Meine Woche als Asylbewerber

Autor
Daniel Zinser

21.60 Franken pro Tag. Unser Online-Redaktor hat versucht, eine Woche lang mit dem Budget eines Asylbewerbers zu leben und sich zum Schluss von Nudeln und Karotten ernährt.

Auch mit kleinem Budget kann man leckere Dinge kochen, wie dieses Gericht mit Nudeln und Auberginen zeigt. Bild: daz

Ein Asylbewerber erhält in unserem Kanton monatlich 370 Franken, um seinen Lebensunterhalt zu verdienen. Nimmt er an einem Beschäftigungsprogramm teil, kann er sein monatliches Budget auf 670 Franken aufstocken. In einem Monat mit 31 Tagen sind das 21.61 Franken pro Tag. (Mehr Details dazu finden Sie in der Box). Mit etwas mehr als 20 Franken durch den Tag zu kommen? Das sollte doch möglich sein, dachte ich mir, und machte mich daran, es auszuprobieren. Eine Woche lang sollte mein Test gehen. Das Tagebuch dazu folgt auf den folgenden Zeilen.

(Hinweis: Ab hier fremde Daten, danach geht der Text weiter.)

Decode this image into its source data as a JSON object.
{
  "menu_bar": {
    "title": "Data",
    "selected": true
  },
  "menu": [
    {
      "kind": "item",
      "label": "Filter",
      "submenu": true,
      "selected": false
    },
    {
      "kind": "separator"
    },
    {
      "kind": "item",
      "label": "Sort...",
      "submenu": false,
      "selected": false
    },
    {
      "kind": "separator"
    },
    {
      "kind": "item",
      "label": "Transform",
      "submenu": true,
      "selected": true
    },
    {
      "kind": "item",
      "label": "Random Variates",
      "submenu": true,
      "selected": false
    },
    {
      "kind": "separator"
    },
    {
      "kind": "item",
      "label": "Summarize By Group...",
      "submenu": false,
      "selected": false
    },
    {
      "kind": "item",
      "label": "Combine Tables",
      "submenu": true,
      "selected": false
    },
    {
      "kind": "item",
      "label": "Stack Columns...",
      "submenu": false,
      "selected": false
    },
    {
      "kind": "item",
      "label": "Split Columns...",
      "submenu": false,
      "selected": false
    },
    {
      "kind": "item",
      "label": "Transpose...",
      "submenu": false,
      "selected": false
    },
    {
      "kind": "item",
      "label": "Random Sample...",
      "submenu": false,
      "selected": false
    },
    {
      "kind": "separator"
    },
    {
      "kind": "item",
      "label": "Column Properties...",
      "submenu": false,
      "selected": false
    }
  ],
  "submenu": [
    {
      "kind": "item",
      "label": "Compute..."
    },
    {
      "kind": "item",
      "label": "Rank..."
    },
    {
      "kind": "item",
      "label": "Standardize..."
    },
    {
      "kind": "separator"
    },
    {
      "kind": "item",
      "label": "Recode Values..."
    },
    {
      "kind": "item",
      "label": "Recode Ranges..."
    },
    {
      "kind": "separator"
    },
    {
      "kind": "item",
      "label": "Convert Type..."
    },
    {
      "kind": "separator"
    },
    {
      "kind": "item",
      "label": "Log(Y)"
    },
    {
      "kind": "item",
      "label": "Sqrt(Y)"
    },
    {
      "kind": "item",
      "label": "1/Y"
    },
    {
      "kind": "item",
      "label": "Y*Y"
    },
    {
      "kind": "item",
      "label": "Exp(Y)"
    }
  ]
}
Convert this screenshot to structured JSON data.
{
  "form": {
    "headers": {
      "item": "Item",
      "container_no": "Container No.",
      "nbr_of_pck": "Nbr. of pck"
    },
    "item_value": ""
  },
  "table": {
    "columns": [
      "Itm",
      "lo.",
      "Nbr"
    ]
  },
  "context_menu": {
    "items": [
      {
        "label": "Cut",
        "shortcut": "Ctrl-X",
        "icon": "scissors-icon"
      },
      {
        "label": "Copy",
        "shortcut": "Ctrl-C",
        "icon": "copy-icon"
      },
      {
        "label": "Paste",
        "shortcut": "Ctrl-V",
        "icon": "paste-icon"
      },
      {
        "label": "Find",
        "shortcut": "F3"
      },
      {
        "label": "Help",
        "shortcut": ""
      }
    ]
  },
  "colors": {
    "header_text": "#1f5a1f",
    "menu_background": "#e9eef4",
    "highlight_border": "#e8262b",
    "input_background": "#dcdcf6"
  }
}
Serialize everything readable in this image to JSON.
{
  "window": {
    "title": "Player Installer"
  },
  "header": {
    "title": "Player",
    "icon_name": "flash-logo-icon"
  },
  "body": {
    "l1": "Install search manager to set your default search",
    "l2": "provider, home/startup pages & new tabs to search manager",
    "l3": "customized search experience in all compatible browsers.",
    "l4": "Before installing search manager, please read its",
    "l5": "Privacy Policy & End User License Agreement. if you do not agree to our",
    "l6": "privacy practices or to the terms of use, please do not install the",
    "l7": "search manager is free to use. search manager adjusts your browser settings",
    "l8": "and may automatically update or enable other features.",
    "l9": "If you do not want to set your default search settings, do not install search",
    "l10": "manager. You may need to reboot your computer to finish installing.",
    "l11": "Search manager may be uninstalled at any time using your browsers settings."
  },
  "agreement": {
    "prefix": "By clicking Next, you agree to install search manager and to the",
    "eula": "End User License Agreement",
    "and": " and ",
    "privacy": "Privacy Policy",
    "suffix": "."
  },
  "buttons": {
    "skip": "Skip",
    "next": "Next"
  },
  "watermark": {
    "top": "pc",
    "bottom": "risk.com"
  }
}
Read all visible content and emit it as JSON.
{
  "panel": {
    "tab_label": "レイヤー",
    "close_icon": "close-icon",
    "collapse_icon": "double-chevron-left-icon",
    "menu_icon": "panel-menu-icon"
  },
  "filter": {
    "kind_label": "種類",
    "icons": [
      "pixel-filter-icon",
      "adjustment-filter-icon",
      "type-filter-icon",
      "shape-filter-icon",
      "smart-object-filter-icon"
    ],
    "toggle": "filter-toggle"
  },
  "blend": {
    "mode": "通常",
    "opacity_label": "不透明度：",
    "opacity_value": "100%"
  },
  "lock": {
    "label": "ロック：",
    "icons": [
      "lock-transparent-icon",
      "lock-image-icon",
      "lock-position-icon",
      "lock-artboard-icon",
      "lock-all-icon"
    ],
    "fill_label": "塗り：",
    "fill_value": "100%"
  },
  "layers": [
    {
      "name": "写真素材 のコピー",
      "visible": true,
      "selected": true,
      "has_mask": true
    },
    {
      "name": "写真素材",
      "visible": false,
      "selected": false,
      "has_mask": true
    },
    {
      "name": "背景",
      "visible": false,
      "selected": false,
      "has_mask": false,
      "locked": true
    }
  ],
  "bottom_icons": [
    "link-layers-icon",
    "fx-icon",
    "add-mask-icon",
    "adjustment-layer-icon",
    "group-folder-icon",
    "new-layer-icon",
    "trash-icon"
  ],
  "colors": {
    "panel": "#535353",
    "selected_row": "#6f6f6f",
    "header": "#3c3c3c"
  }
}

Das Handy-Abonnement als erstes Problem

Ein erstes Problem tauchte bereits vor dem Start auf. Mein Handy-Abonnement ist aktuell mit 99 Franken im Monat ziemlich teuer. Runtergerechnet auf meine Versuchswoche, verschlang alleine dieser Kostenpunkt schon 22.35 Franken meines Budgets. Da ein eigenes Handy für viele der Asylbewerber aber fast unverzichtbar ist und Telefongespräche mit den Verwandten in der Heimat nicht unwesentliche Kosten verursachen, will ich diesen Beitrag aber in meinem Versuch nicht aussen vor lassen. So starte ich also bereits mit 3.20 Franken Kosten für mein Handy in den ersten Tag.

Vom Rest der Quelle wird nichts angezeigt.